I’m suggesting that the parallelism here is intentional.  The poem, and the book, concludes, not on a note of triumphalism or with a declaration of certainty as to how the story ends, but rather with an appeal to God’s character. This is not, as some of the other ancient poems were, an assertion of the vindication that would come to people who deserved it.  Instead, it is a proclamation of who God is even in the midst of trial.  The authors of the book of Lamentations wanted to remind their readers that the God to whom this lament is addressed is a God who goes out looking for those who have experienced brokenness – and is willing to even look for those who have causedbrokenness.  “God, you sit on the throne.  You are God for ever and ever.  No matter what happens here, you are still God.”

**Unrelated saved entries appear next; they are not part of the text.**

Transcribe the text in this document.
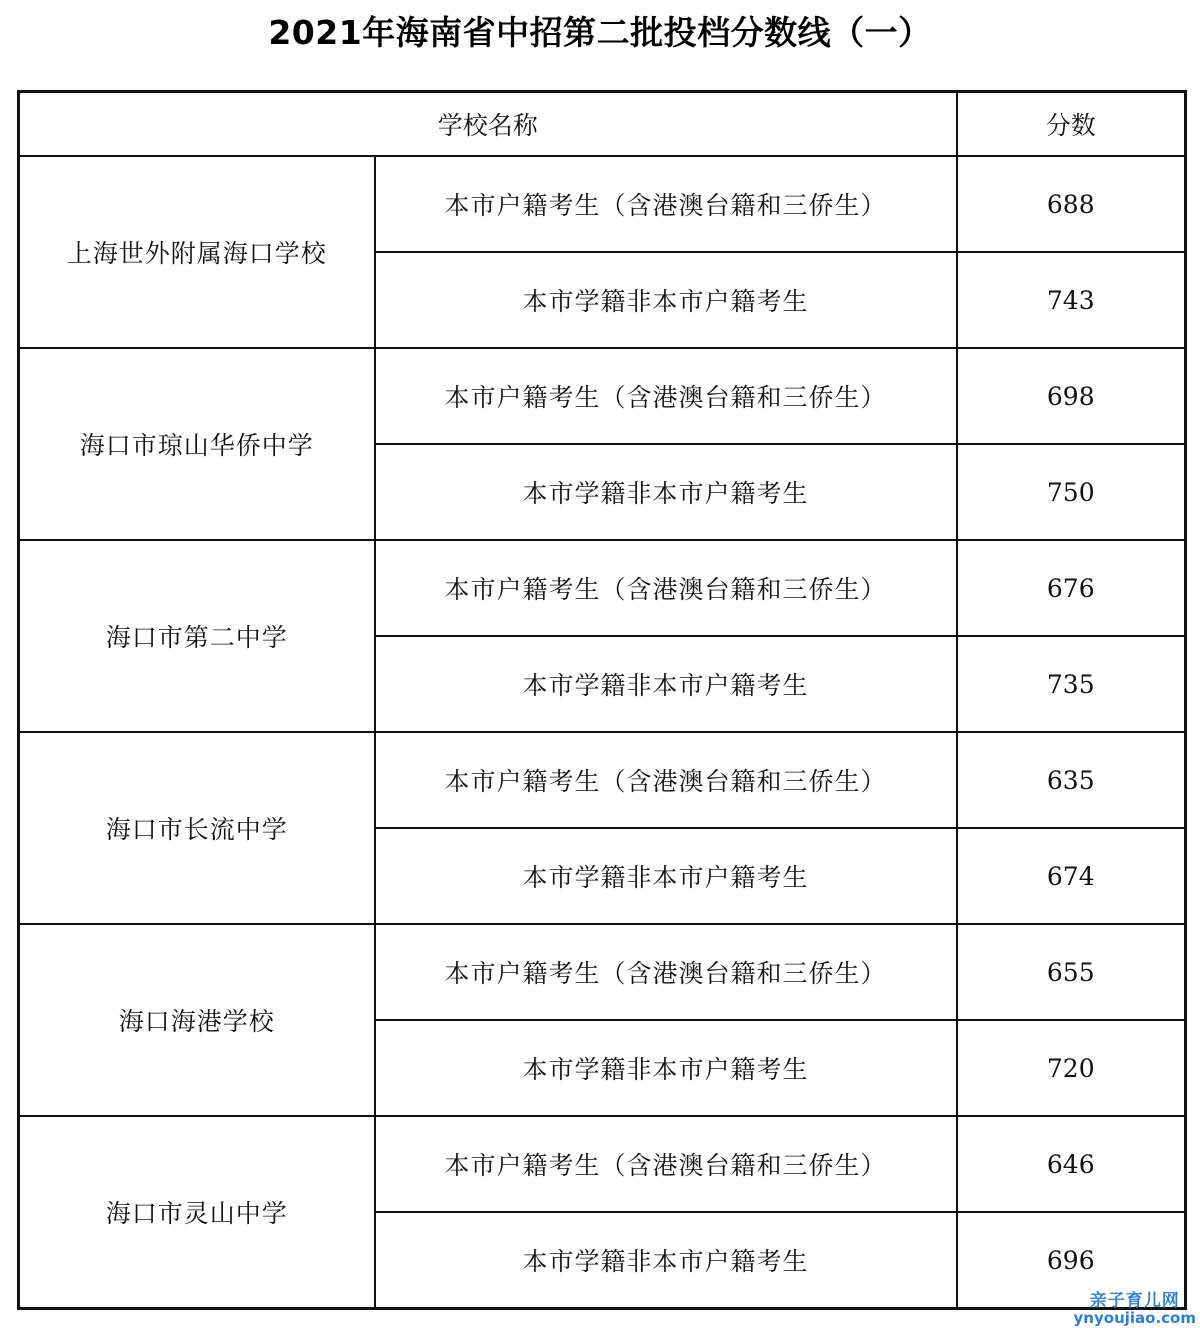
2021年海南省中招第二批投档分数线（一）
学校名称		分数
上海世外附属海口学校	本市户籍考生（含港澳台籍和三侨生）	688
	本市学籍非本市户籍考生	743
海口市琼山华侨中学	本市户籍考生（含港澳台籍和三侨生）	698
	本市学籍非本市户籍考生	750
海口市第二中学	本市户籍考生（含港澳台籍和三侨生）	676
	本市学籍非本市户籍考生	735
海口市长流中学	本市户籍考生（含港澳台籍和三侨生）	635
	本市学籍非本市户籍考生	674
海口海港学校	本市户籍考生（含港澳台籍和三侨生）	655
	本市学籍非本市户籍考生	720
海口市灵山中学	本市户籍考生（含港澳台籍和三侨生）	646
	本市学籍非本市户籍考生	696
亲子育儿网
ynyoujiao.com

Actual leaflet dropped by the Luftwaffe onto Allied troops near Dunkirk.

Listen: in the Spring of 1940 the British and French armies were on the run from Hitler’s troops.  They were being driven back relentlessly by the mechanized divisions as well as by air assault, and in May of 1940 the Luftwaffedropped leaflets on the troops indicating that they were totally surrounded, and there was no hope for escape.  The British Navy was unable to get into the shallow and rough harbor at Dunkirk, and the 400,000 soldiers under Allied command were low on food, water, and ammunition.  To make things worse, the Germans had been able to crack all the codes, so there was no possibility of a secret plan.

The British commander sent a three word telegraph to his superiors in London.  It read simply, “But if not…”  That telegraph was a direct allusion to the words of the three Hebrew children in Nebuchadnezzar’s furnace in the Book of Daniel.  The pagan king had ordered them to be burnt alive, and before they went in to the blaze, they said, “O Nebuchadnezzar, we have no need to answer you in this matter. If it be so, our God whom we serve is able to deliver us from the burning fiery furnace; and he will deliver us out of your hand, O king. But if not, be it known to you, O king, that we will not serve your gods or worship the golden image which you have set up.”(Daniel 3:16-18)

“But if not…” that simple 3 word message indicated that “maybe we will be saved, maybe we won’t be saved, but in either case that doesn’t say anything about the rightness of Hitler’s cause.”  It was a testament to the truth that experience is not the only arbiter of truth.  And, if you’ve seen the recent movie about the experience of the soldiers at Dunkirk, you’ll recall that the simple message galvanized an unlikely fleet of 800 fishing vessels that were able to safely evacuate nearly 340,000 allied troops.

This is the cornerstone to the entire book of Lamentation, and to our own work as those who lament today: God is God.  We may, or we may not actually survive this disaster that has befallen us today. But even if we do not survive, that does not say anything about who God is.

Listen to that theme here in Job: “Though he slay me, yet will I hope in him…” (Job 13:15)

Or again from II Timothy 3:15: “if we are faithless,God remains faithful, for he cannot disown himself.”

Lamentations 5 ends by raising the possibility that God is and will be silent. It points us, this Lenten season, to the agony of Jesus’ questions in the Garden.  It is a reminder that we are creatures of time and space who are seeking, always, to relate to a creator who is constrained by neither time nor space. How can we even share a vocabulary with a God such as this?

In the days following the fall of Jerusalem, God’s people cried out against hunger and death and violence and humiliation.  They threw those words to God and trusted in a God they could not always see or hear.

In the opening years of the 21stcentury God’s people cry out against famine and flood and racism and abuse and addiction and gun violence and broken families. We throw out words to a God who seems inexplicably and maddeningly silent sometimes.

And at the end of the day, our affirmation is the same as was theirs: we do not always know where God is, and we may not always know what God is doing, but we can and do know who God is.  That is the promise, beloved, and you can trust it.  Thanks be to God!  Amen.